Confidence threshold
In a real analysis you may use the option --confidence which represents the "Confidence score threshold". The default is 0.0, which is the lowest, with the maximum value being 1. A good place to start may be 0.1. Too many classifications are removed if you attempt it with this dataset, due to the mini Kraken2 database used. More info on the confidence scoring can be found at: https://github.com/DerrickWood/kraken2/wiki/Manual#confidence-scoring
9.3 Kraken 2: MCQs
Viewing the Kraken2 output files with your favourite text viewer (less, nano, vim, etc.), attempt the below MCQs.
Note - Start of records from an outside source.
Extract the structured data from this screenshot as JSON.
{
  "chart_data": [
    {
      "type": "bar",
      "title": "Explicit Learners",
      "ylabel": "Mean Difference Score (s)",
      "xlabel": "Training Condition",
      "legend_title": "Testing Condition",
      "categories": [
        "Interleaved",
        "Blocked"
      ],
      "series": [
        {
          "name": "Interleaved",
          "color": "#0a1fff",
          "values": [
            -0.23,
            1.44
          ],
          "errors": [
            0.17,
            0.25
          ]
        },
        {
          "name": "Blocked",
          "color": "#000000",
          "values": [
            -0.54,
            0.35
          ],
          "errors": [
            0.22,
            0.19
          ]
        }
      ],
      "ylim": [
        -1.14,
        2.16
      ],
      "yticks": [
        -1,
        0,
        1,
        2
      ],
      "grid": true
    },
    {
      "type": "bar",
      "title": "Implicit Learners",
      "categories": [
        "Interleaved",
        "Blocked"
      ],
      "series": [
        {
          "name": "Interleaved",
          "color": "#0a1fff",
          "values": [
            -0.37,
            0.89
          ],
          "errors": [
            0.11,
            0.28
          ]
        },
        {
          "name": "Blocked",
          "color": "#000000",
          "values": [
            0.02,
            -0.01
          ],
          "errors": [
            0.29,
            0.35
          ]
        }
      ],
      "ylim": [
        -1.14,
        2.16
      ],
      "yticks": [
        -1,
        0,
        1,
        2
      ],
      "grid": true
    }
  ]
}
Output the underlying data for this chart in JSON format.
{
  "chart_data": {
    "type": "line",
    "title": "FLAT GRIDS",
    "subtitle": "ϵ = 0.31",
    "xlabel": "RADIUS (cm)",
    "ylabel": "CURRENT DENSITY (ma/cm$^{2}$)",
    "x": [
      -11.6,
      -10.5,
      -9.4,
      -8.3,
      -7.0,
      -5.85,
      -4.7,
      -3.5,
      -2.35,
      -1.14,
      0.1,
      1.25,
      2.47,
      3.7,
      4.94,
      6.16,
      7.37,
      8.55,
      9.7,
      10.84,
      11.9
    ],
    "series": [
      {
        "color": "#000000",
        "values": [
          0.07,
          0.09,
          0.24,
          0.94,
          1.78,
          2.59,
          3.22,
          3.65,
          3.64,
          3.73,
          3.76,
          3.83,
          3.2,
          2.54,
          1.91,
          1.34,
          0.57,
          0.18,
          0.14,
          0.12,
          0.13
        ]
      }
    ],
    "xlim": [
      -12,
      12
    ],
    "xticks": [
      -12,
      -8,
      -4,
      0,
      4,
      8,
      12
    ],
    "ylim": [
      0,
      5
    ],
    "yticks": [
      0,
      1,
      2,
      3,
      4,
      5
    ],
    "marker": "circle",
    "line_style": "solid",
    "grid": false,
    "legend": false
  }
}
- How many paired reads were unclassified for K1?
- How many paired reads were classified for K2 (i.e. number of reads classified at root level and below)?
- How many paired reads were assigned directly to root level for W1?
- What percentage of W1's paired reads were assigned to the clade of Bacteroidetes (Phylum)?
- What percentage of K2's paired reads were assigned to the clade of Rikenellaceae (Family)?
- What percentage of K1's paired reads were assigned to the clade of Bacteroides helcogenes (Species)?